Keep software and your browser updated
Browsers maintain lists of known phishing sites and warn you before you visit them. These warnings only work on up-to-date software. Keeping your browser and operating system updated also closes vulnerabilities that some phishing attacks exploit to install malware. Our guide on software updates explains why this matters.
Slow down
Phishing relies on urgency. If a message tells you to act immediately or face consequences, treat that pressure as a warning sign. Take a moment to verify through an independent channel before doing anything.
CISA, the US Cybersecurity and Infrastructure Security Agency, provides additional guidance on recognising and avoiding phishing attacks aimed at everyday users.
How to Report a Phishing Email
Reporting phishing emails helps protect other people and allows authorities to take down malicious sites more quickly.
In your email client: Most major email services (Gmail, Outlook, Apple Mail) have a built-in “Report phishing” or “Report spam” option.
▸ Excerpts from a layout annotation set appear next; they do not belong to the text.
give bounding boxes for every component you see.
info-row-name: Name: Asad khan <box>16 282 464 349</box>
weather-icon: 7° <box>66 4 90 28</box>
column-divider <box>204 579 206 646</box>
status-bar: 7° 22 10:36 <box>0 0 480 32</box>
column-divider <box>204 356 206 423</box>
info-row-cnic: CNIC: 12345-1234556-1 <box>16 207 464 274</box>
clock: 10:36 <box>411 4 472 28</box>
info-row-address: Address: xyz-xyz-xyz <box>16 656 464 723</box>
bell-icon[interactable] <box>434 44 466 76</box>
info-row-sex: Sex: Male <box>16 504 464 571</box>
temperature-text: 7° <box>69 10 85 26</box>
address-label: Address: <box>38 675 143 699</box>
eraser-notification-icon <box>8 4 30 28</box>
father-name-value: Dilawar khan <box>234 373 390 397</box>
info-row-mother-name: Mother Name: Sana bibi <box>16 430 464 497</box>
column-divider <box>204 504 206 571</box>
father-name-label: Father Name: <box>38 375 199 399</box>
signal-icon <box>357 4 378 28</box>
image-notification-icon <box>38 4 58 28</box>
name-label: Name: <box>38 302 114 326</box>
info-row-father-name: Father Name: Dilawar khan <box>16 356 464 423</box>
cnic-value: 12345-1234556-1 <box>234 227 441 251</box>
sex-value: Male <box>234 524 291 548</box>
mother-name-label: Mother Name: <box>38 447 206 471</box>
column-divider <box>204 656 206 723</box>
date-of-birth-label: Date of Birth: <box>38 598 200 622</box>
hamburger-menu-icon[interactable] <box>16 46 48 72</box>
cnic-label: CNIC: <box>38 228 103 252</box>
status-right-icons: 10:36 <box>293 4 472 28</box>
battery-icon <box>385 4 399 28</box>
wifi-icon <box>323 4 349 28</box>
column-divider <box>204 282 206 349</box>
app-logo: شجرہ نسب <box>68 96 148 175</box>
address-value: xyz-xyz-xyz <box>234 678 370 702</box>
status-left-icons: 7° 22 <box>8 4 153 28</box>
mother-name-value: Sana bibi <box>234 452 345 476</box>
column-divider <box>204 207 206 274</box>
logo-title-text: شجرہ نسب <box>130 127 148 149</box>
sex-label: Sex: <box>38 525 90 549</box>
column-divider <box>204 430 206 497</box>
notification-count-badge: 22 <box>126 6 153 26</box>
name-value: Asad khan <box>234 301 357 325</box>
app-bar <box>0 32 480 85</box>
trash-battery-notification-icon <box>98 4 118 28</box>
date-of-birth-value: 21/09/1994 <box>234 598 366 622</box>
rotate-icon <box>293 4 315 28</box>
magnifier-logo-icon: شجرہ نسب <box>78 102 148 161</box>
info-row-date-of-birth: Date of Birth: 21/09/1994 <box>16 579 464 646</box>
Use it. The provider uses these reports to improve their filters and protect other users.
In the US: Forward phishing emails to the Anti-Phishing Working Group (APWG) at reportphishing@apwg.org, and report them to the FTC at reportfraud.ftc.gov.
In the UK: Forward suspicious emails to report@phishing.gov.uk, run by the National Cyber Security Centre (NCSC). For suspicious text messages, forward them to 7726 (spells SPAM on a phone keypad).
Impersonating a specific company: If the phishing email impersonates a bank, retailer, or service, you can also forward it to that company’s abuse or security team. Most large organisations have a dedicated address for this (for example, Amazon uses stop-spoofing@amazon.com).
The Bottom Line
Phishing works because it targets human instincts rather than technical vulnerabilities. Urgency, trust, and distraction are its main tools. The good news is that recognising those patterns is a skill anyone can develop, and the practical defences are straightforward.
Check sender addresses before acting on emails. Go directly to websites rather than following links. Enable multi-factor authentication on accounts that matter. Use a password manager. These four habits, taken together, eliminate the vast majority of phishing risk for most people.